Oil prices slide as global markets tumble and US crude stocks rise


Oil prices in international market

SINGAPORE: Oil prices fell on Wednesday, tracking a sharp downturn across global financial markets as investors grew anxious about slowing economic growth and weaker demand for fuel. A stronger US dollar and reports of rising American crude inventories deepened the bearish mood, pushing prices to new weekly lows.

By early Asian trading, Brent crude was trading around $64.08 a barrel, down 36 cents, while US West Texas Intermediate slipped 40 cents to $60.16. The declines extended losses from Tuesday, marking a second consecutive session of weakness.

Oil prices in international market

Global selloff drags energy markets

Energy traders mirrored the pessimism seen across world stock markets, as fresh concerns about inflated equity valuations — especially in technology sectors tied to artificial intelligence — triggered a broader selloff. Asian shares followed Wall Street’s overnight drop, intensifying risk aversion and driving investors toward safer assets.

The shift in sentiment lifted the US dollar to a two-week high, making oil more expensive for buyers using other currencies. Analysts said the stronger dollar, coupled with rising crude supplies, had turned sentiment against oil in the short term.

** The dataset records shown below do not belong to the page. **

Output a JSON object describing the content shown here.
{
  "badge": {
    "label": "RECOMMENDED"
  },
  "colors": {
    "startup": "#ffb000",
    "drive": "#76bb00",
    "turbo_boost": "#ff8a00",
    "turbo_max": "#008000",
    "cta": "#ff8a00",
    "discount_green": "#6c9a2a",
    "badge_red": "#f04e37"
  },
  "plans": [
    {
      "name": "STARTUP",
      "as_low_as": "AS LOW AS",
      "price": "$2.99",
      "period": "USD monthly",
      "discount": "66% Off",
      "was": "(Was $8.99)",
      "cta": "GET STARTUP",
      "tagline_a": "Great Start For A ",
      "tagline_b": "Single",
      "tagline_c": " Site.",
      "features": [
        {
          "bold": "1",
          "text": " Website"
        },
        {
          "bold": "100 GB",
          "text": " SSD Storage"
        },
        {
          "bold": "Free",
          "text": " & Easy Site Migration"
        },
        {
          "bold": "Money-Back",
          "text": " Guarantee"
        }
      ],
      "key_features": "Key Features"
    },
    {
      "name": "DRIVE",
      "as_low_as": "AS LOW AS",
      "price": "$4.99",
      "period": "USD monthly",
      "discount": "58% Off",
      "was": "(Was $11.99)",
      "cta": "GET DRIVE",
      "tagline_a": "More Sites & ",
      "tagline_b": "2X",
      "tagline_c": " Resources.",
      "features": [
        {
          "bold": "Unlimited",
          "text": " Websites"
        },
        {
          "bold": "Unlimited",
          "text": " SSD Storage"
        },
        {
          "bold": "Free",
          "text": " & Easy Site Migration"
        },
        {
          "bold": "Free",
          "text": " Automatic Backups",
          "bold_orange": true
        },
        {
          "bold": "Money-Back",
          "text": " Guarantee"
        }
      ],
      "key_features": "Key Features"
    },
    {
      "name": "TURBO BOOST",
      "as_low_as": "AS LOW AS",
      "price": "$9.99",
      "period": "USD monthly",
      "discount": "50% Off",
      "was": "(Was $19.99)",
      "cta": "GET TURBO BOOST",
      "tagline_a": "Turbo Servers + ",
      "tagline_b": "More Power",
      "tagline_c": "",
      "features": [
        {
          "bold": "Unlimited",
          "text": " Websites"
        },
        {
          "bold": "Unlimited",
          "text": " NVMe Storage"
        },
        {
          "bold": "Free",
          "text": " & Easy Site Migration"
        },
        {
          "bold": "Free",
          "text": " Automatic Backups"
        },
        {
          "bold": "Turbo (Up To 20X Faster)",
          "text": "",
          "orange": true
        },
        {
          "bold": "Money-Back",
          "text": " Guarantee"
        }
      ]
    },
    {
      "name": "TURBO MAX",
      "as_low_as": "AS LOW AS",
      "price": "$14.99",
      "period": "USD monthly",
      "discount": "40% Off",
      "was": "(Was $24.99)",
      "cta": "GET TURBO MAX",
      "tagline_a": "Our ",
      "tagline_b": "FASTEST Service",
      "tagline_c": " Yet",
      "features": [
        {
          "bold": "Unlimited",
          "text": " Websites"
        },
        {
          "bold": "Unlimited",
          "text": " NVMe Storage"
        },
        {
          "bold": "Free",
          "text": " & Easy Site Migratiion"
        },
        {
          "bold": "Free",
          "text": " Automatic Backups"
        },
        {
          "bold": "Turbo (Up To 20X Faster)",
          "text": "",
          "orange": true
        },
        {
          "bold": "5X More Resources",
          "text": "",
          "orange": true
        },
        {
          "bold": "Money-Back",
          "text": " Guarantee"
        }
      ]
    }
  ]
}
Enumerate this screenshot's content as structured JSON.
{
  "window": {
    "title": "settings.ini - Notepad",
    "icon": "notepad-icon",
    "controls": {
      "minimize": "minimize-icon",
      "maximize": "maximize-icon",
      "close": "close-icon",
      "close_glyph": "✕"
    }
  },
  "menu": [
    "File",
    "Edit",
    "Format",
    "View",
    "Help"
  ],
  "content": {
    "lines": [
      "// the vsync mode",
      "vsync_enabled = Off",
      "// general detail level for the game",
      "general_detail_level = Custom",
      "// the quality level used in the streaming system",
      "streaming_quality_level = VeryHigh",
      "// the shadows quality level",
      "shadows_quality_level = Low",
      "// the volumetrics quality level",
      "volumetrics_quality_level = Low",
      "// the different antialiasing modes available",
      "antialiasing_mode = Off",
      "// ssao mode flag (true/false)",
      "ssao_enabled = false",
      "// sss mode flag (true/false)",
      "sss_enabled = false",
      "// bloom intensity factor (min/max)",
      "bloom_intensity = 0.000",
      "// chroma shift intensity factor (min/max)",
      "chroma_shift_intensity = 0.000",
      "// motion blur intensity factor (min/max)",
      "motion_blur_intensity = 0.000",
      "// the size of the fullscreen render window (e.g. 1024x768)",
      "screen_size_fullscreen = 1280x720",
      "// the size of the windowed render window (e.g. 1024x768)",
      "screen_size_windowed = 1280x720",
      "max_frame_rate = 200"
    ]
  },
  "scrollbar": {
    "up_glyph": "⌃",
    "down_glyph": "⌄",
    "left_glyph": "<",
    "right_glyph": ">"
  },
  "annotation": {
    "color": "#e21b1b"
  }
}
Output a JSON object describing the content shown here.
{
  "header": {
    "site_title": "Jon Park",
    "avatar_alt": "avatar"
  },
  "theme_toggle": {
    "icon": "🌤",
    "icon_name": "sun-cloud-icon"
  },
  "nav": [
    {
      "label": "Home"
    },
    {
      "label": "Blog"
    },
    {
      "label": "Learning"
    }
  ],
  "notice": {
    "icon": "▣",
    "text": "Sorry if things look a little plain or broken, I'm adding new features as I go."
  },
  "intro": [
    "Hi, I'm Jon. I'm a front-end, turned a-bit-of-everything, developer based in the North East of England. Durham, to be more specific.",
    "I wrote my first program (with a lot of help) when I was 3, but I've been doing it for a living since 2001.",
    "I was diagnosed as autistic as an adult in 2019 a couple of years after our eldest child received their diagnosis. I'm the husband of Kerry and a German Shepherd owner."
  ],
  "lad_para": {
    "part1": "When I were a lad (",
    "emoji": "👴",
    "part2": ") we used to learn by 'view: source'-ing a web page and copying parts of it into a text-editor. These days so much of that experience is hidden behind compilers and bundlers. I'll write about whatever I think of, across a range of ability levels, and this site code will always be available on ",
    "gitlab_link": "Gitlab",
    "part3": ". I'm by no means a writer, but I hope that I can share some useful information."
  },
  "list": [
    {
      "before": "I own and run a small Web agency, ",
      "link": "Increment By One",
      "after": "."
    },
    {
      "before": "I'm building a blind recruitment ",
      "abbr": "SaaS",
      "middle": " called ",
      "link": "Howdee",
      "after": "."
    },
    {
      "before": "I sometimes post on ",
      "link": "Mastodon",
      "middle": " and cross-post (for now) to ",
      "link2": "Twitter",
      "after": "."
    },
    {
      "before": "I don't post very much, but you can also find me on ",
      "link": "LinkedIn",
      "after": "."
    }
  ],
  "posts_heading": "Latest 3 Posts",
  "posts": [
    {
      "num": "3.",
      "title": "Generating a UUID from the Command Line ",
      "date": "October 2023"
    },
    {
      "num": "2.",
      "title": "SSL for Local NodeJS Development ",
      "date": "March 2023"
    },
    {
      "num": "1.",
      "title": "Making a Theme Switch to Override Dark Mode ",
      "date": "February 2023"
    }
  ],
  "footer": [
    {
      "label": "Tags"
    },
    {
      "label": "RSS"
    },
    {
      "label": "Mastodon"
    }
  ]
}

“Crude oil is trading lower as risk appetite has taken a sharp hit,” said Tony Sycamore, a market analyst at IG. “The stronger dollar and weaker outlook for growth are both weighing on oil prices.”

Rising US inventories and OPEC+ plans add pressure

Adding to the pressure, data from the American Petroleum Institute showed that US crude stockpiles grew by about 6.5 million barrels during the week ending October 31, suggesting slower refinery demand and steady output.

Meanwhile, producers from the Organization of the Petroleum Exporting Countries and its allies, collectively known as OPEC+, recently agreed to raise output by 137,000 barrels per day in December.

The alliance said it would pause further increases in early 2026, but analysts believe the move offers little short-term relief for prices.